The TLIG will aid Dr. Kuldell to further develop this curriculum. She is engaging with local educators as partners in this development, much in the same way that the WW Academy is working with local school districts. The design-thinking model used by the WW Academy and reinforced by the collaboration with MIT is evident in the grant project. By involving teachers from the very beginning, not only will the evolution curriculum be informed by the realities of the classroom, but it gives the teachers a great deal of ownership over what is being built.

“It’s not only curriculum development,” says Dr. Kuldell. “It is also professional development for the teachers in a very meaningful way… they’re excited to be developing the curriculum. I think it is invigorating for them to be engaging at an intellectual level with curriculum development and realizing their potential in those ways.”

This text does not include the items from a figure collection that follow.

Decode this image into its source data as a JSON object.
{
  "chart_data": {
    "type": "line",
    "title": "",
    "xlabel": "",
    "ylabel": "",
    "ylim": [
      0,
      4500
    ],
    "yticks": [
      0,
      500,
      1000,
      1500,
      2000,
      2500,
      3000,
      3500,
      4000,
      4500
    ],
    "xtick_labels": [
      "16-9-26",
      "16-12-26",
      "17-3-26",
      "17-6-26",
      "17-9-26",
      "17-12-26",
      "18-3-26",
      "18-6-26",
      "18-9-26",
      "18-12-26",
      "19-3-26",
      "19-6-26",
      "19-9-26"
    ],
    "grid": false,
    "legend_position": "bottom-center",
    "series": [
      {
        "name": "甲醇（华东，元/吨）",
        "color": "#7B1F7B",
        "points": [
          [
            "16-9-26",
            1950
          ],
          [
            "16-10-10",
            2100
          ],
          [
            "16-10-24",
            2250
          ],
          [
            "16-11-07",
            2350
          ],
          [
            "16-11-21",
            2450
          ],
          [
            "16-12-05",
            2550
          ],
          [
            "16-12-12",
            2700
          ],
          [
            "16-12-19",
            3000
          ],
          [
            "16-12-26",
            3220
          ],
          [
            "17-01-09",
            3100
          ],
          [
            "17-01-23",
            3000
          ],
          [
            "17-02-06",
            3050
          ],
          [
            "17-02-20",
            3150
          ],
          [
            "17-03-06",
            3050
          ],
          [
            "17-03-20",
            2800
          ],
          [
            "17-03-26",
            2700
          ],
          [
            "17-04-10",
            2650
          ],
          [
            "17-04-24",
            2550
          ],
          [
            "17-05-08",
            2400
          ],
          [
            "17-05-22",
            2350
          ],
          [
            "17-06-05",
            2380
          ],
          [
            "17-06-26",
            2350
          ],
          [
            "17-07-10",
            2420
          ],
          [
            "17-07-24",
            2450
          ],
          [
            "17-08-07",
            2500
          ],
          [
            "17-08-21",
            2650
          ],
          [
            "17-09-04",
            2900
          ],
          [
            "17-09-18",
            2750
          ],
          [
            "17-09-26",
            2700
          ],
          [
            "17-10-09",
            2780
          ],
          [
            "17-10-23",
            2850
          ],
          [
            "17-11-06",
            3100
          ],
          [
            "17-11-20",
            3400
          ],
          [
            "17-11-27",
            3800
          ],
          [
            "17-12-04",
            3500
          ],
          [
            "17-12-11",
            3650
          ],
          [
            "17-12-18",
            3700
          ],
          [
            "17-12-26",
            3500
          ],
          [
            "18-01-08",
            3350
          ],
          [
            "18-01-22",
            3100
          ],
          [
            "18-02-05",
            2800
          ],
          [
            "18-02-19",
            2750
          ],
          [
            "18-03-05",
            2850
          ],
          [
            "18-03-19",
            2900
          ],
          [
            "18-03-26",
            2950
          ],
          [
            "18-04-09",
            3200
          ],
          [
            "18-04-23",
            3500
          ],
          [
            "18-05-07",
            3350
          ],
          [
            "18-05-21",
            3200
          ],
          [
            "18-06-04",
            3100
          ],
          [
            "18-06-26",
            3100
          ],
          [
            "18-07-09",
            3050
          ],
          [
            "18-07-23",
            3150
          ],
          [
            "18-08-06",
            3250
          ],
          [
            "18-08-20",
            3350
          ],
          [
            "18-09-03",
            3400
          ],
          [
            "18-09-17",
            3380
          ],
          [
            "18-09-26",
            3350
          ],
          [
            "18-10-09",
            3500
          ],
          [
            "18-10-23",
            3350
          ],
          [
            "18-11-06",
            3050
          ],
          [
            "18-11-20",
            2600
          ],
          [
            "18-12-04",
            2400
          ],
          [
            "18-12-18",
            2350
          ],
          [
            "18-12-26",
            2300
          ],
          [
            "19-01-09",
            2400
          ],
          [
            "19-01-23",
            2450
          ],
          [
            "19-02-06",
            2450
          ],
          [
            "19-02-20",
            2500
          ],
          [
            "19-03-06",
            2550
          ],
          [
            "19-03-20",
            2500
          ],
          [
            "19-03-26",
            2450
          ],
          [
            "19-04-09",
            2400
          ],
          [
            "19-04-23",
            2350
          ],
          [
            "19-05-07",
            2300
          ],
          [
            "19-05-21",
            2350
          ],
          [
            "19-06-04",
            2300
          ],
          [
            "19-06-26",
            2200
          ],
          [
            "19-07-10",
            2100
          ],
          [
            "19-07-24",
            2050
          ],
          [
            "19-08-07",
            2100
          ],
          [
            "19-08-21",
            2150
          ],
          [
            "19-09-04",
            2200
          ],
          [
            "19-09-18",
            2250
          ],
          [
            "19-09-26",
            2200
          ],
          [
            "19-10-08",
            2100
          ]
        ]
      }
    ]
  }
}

These sorts of partnerships and collaborations are at the very core of the WW Academy program. “I think some of the work that the Academy is focused on is this development of expert and wonderful teachers,” says Dr. Kuldell. “So I think that the overlap [between the Academy and BioBuilder] is this notion that we can not just empower teachers to be agents for delivery of information, but actually engage them as partners in education and education reform.”

The WW Academy team is including a wide range of perspectives in its design that includes the inaugural Design Fellows, teachers, as well as staff and faculty at MIT. “I think it’s really important that we reconsider the fundamental questions around teaching,” says Dr. Kuldell. “The Academy is doing that, and I am trying to do that.”

The 2017 grantees include research that is focused on the application of learning sciences to teaching math, the use of technology to demonstrate students’ thinking, and the use of maker-space projects for STEM subjects.